Bell pertanda pulang berbunyi, Jia baru saja menginjakkan kakinya di luar pagar sekolah. Sebuah mobil berhenti dan menurunkan kacanya setengah, memperlihatkan siapa yang menyupir. Red dengan kaki panjang jenjangnya membuka pintu dengan cara mendorongnya dari dalam dengan kakinya.

"Masuk" suara interupsi itu membuat Jia mau tak mau menuruti nya dan masuk ke dalam mobil hitam milik Red.

"Siniin tas nya" Red menengadahkan tangan seraya masih fokus dengan jalan didepan, Jia menyerahkan tasnya.
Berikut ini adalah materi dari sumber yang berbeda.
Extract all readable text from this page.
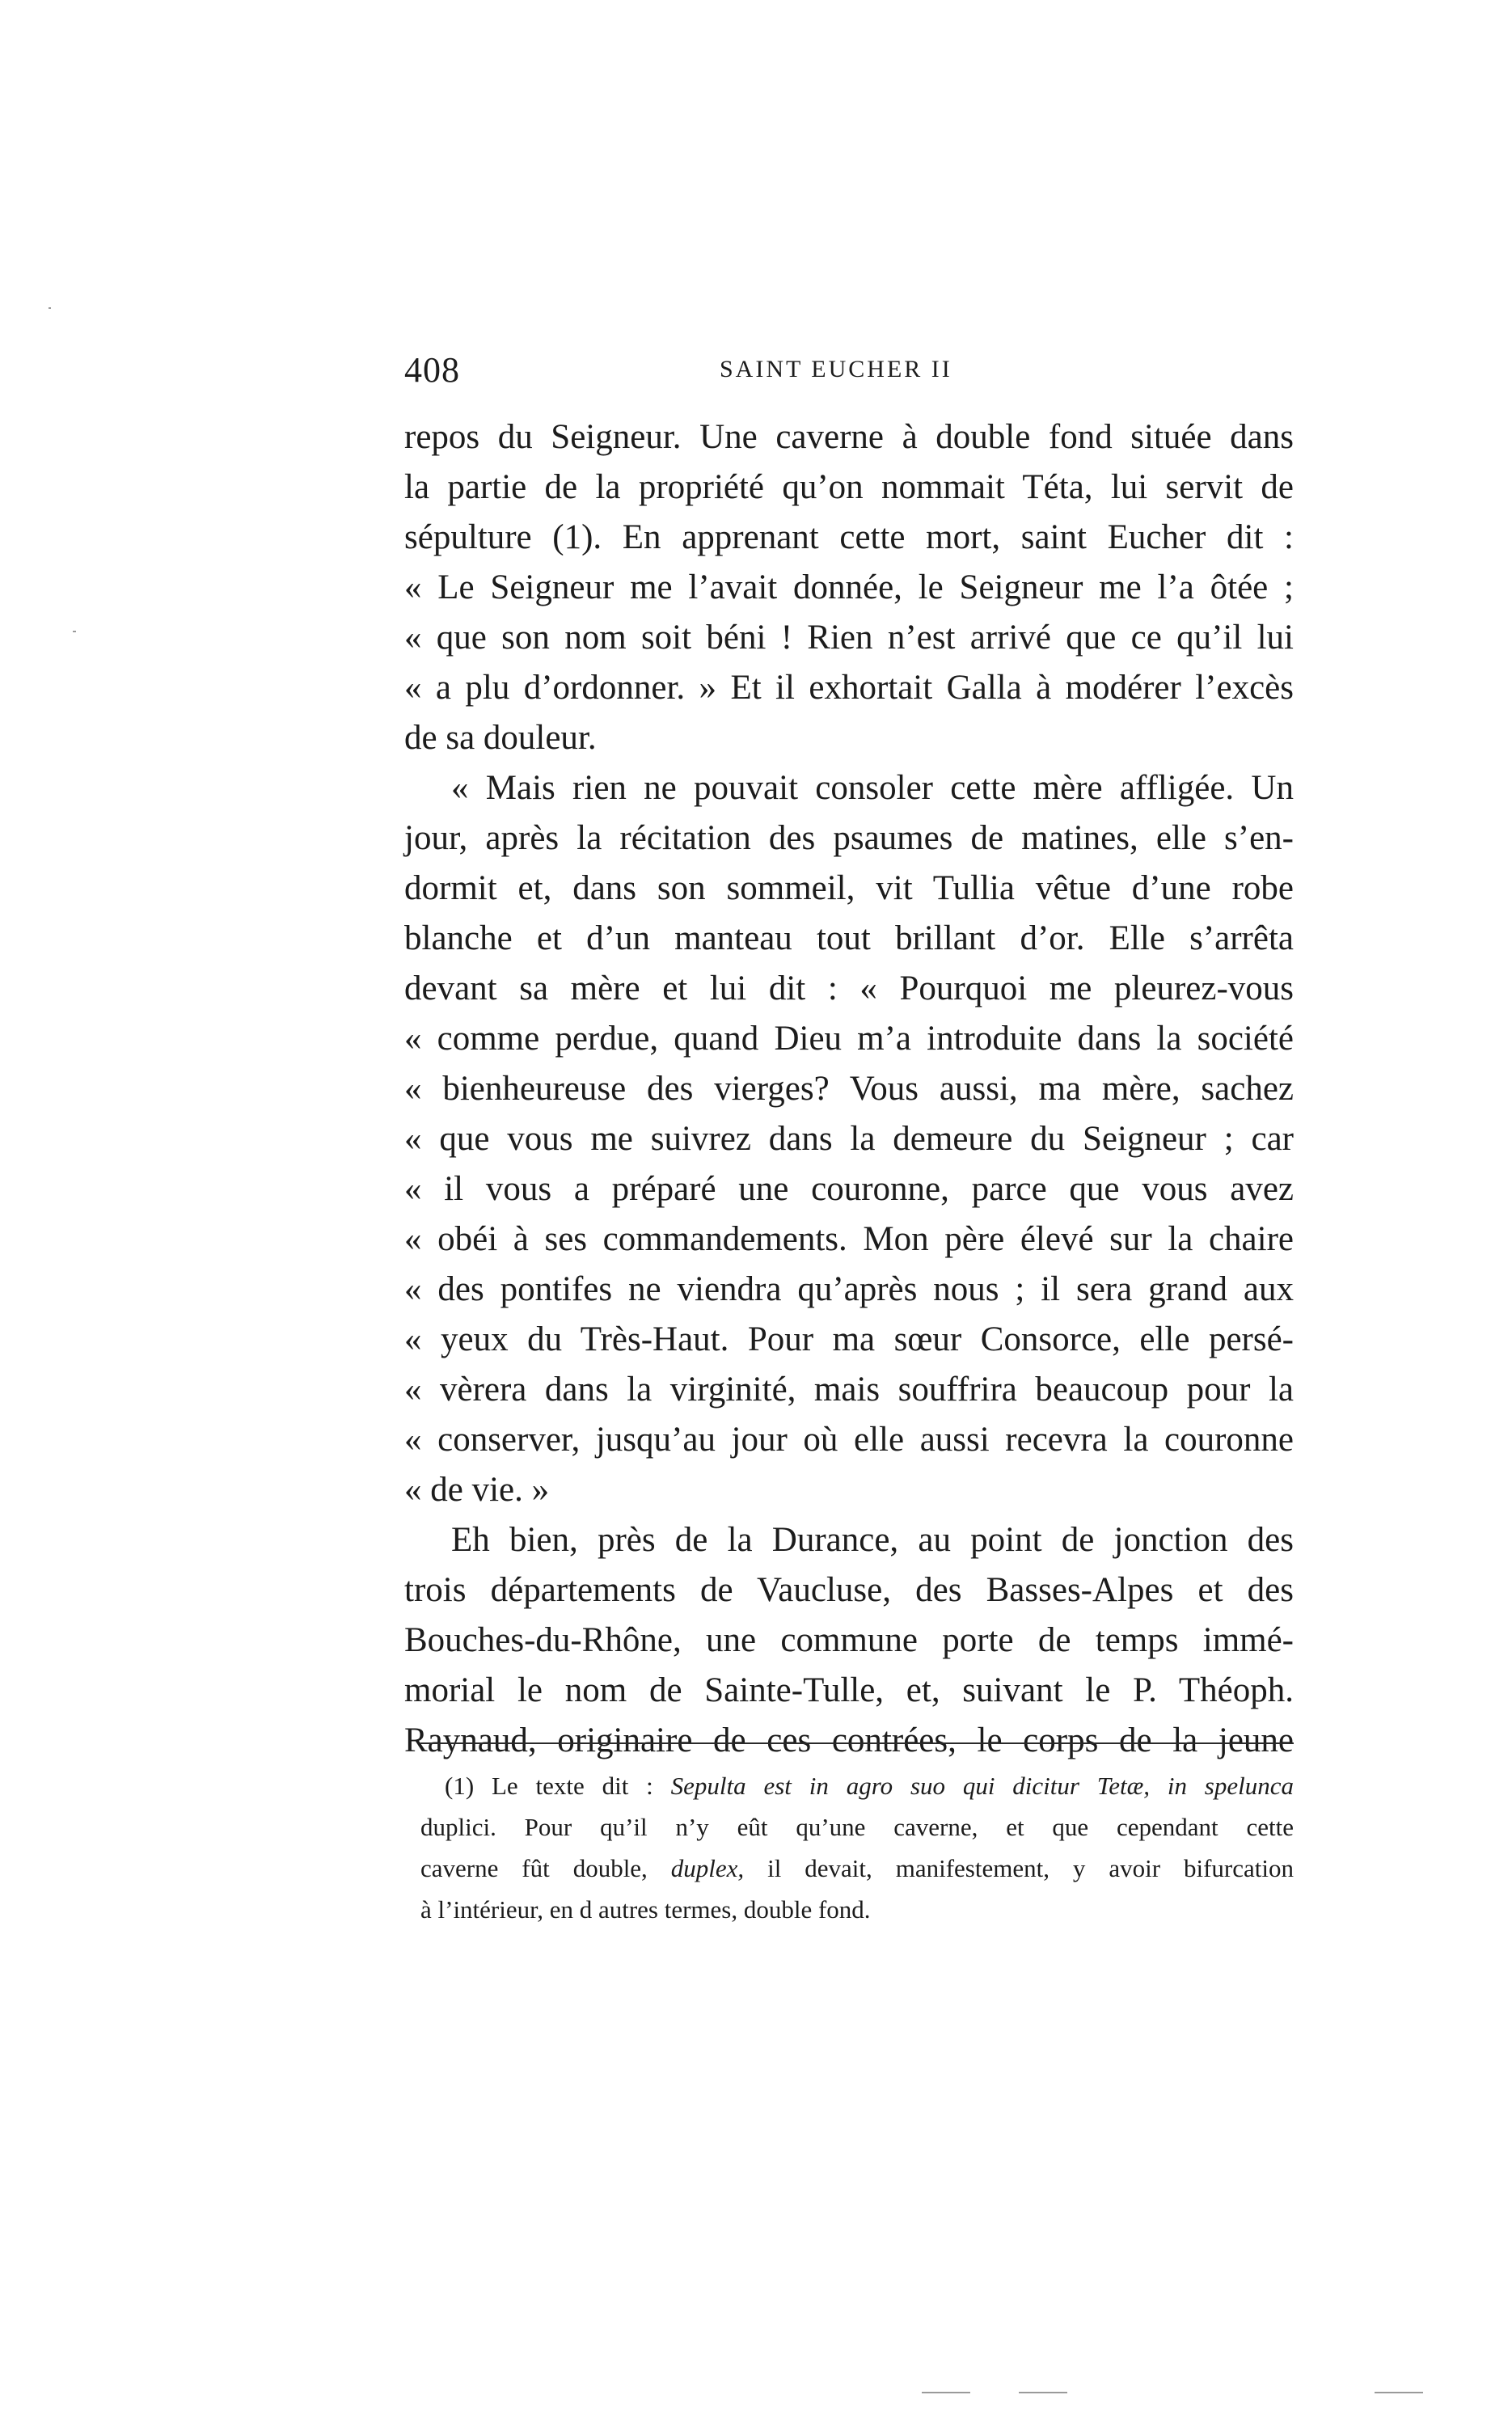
408	SAINT EUCHER II
repos du Seigneur. Une caverne à double fond située dans
la partie de la propriété qu’on nommait Téta, lui servit de
sépulture (1). En apprenant cette mort, saint Eucher dit :
« Le Seigneur me l’avait donnée, le Seigneur me l’a ôtée ;
« que son nom soit béni ! Rien n’est arrivé que ce qu’il lui
« a plu d’ordonner. » Et il exhortait Galla à modérer l’excès
de sa douleur.
« Mais rien ne pouvait consoler cette mère affligée. Un
jour, après la récitation des psaumes de matines, elle s’en-
dormit et, dans son sommeil, vit Tullia vêtue d’une robe
blanche et d’un manteau tout brillant d’or. Elle s’arrêta
devant sa mère et lui dit : « Pourquoi me pleurez-vous
« comme perdue, quand Dieu m’a introduite dans la société
« bienheureuse des vierges? Vous aussi, ma mère, sachez
« que vous me suivrez dans la demeure du Seigneur ; car
« il vous a préparé une couronne, parce que vous avez
« obéi à ses commandements. Mon père élevé sur la chaire
« des pontifes ne viendra qu’après nous ; il sera grand aux
« yeux du Très-Haut. Pour ma sœur Consorce, elle persé-
« vèrera dans la virginité, mais souffrira beaucoup pour la
« conserver, jusqu’au jour où elle aussi recevra la couronne
« de vie. »
Eh bien, près de la Durance, au point de jonction des
trois départements de Vaucluse, des Basses-Alpes et des
Bouches-du-Rhône, une commune porte de temps immé-
morial le nom de Sainte-Tulle, et, suivant le P. Théoph.
Raynaud, originaire de ces contrées, le corps de la jeune
(1) Le texte dit : Sepulta est in agro suo qui dicitur Tetæ, in spelunca
duplici. Pour qu’il n’y eût qu’une caverne, et que cependant cette
caverne fût double, duplex, il devait, manifestement, y avoir bifurcation
à l’intérieur, en d autres termes, double fond.
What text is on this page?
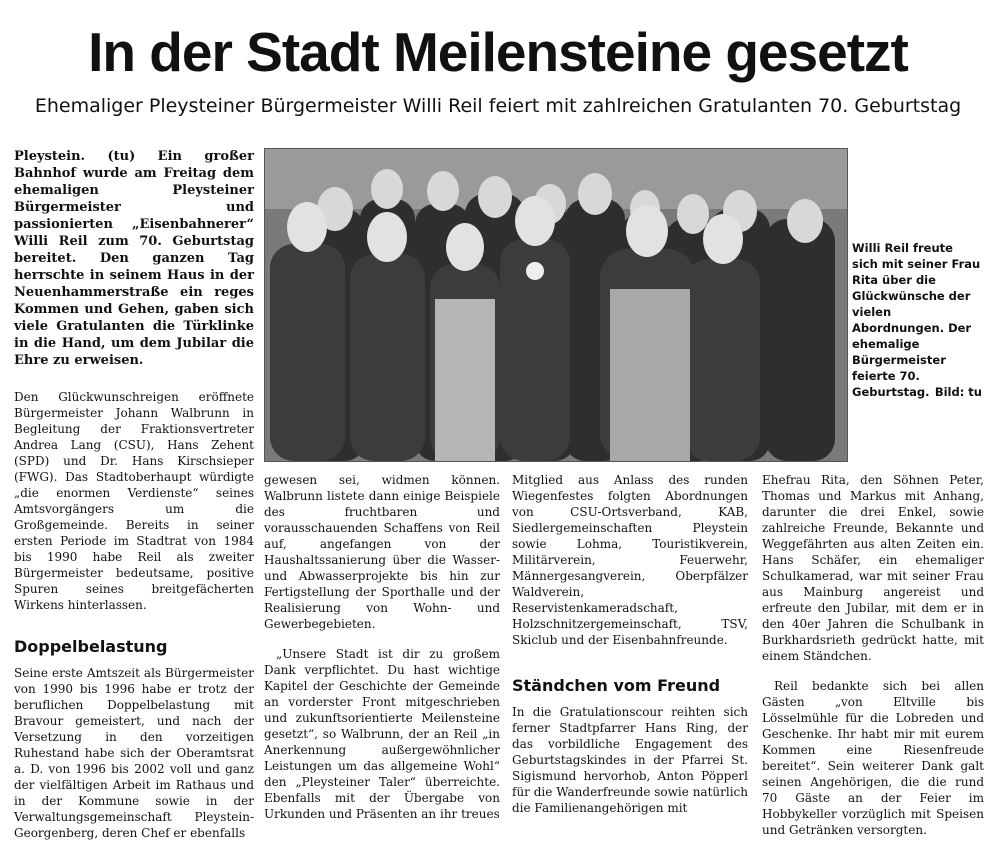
In der Stadt Meilensteine gesetzt

Ehemaliger Pleysteiner Bürgermeister Willi Reil feiert mit zahlreichen Gratulanten 70. Geburtstag

Pleystein. (tu) Ein großer Bahnhof wurde am Freitag dem ehemaligen Pleysteiner Bürgermeister und passionierten „Eisenbahnerer“ Willi Reil zum 70. Geburtstag bereitet. Den ganzen Tag herrschte in seinem Haus in der Neuenhammerstraße ein reges Kommen und Gehen, gaben sich viele Gratulanten die Türklinke in die Hand, um dem Jubilar die Ehre zu erweisen.

Den Glückwunschreigen eröffnete Bürgermeister Johann Walbrunn in Begleitung der Fraktionsvertreter Andrea Lang (CSU), Hans Zehent (SPD) und Dr. Hans Kirschsieper (FWG). Das Stadtoberhaupt würdigte „die enormen Verdienste“ seines Amtsvorgängers um die Großgemeinde. Bereits in seiner ersten Periode im Stadtrat von 1984 bis 1990 habe Reil als zweiter Bürgermeister bedeutsame, positive Spuren seines breitgefächerten Wirkens hinterlassen.

Doppelbelastung

Seine erste Amtszeit als Bürgermeister von 1990 bis 1996 habe er trotz der beruflichen Doppelbelastung mit Bravour gemeistert, und nach der Versetzung in den vorzeitigen Ruhestand habe sich der Oberamtsrat a. D. von 1996 bis 2002 voll und ganz der vielfältigen Arbeit im Rathaus und in der Kommune sowie in der Verwaltungsgemeinschaft Pleystein-Georgenberg, deren Chef er ebenfalls

Willi Reil freute sich mit seiner Frau Rita über die Glückwünsche der vielen Abordnungen. Der ehemalige Bürgermeister feierte 70. Geburtstag. Bild: tu

gewesen sei, widmen können. Walbrunn listete dann einige Beispiele des fruchtbaren und vorausschauenden Schaffens von Reil auf, angefangen von der Haushaltssanierung über die Wasser- und Abwasserprojekte bis hin zur Fertigstellung der Sporthalle und der Realisierung von Wohn- und Gewerbegebieten.

„Unsere Stadt ist dir zu großem Dank verpflichtet. Du hast wichtige Kapitel der Geschichte der Gemeinde an vorderster Front mitgeschrieben und zukunftsorientierte Meilensteine gesetzt“, so Walbrunn, der an Reil „in Anerkennung außergewöhnlicher Leistungen um das allgemeine Wohl“ den „Pleysteiner Taler“ überreichte. Ebenfalls mit der Übergabe von Urkunden und Präsenten an ihr treues

Mitglied aus Anlass des runden Wiegenfestes folgten Abordnungen von CSU-Ortsverband, KAB, Siedlergemeinschaften Pleystein sowie Lohma, Touristikverein, Militärverein, Feuerwehr, Männergesangverein, Oberpfälzer Waldverein, Reservistenkameradschaft, Holzschnitzergemeinschaft, TSV, Skiclub und der Eisenbahnfreunde.

Ständchen vom Freund

In die Gratulationscour reihten sich ferner Stadtpfarrer Hans Ring, der das vorbildliche Engagement des Geburtstagskindes in der Pfarrei St. Sigismund hervorhob, Anton Pöpperl für die Wanderfreunde sowie natürlich die Familienangehörigen mit

Ehefrau Rita, den Söhnen Peter, Thomas und Markus mit Anhang, darunter die drei Enkel, sowie zahlreiche Freunde, Bekannte und Weggefährten aus alten Zeiten ein. Hans Schäfer, ein ehemaliger Schulkamerad, war mit seiner Frau aus Mainburg angereist und erfreute den Jubilar, mit dem er in den 40er Jahren die Schulbank in Burkhardsrieth gedrückt hatte, mit einem Ständchen.

Reil bedankte sich bei allen Gästen „von Eltville bis Lösselmühle für die Lobreden und Geschenke. Ihr habt mir mit eurem Kommen eine Riesenfreude bereitet“. Sein weiterer Dank galt seinen Angehörigen, die die rund 70 Gäste an der Feier im Hobbykeller vorzüglich mit Speisen und Getränken versorgten.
Sedangkan Red menaruh tas ransel biru itu ke bangku belakang dan setir mobilnya pun bisa mengendarai sendiri tanpa pengemudi.

"Mau kemana?" tanya Jia dengan menyodorkan buku notenya.

"Jalan jalan, ke suatu pemandangan yang indah. Lo pasti suntuk belajar terus 'kan?"

Seketika hening mulai melingkupi suasana mereka, perjalanan sudah sekitar empat puluh menitan, dan sejak tadi Red selalu bilang sedikit lagi sampai. Tapi sejak tadi tidak sampai-sampai.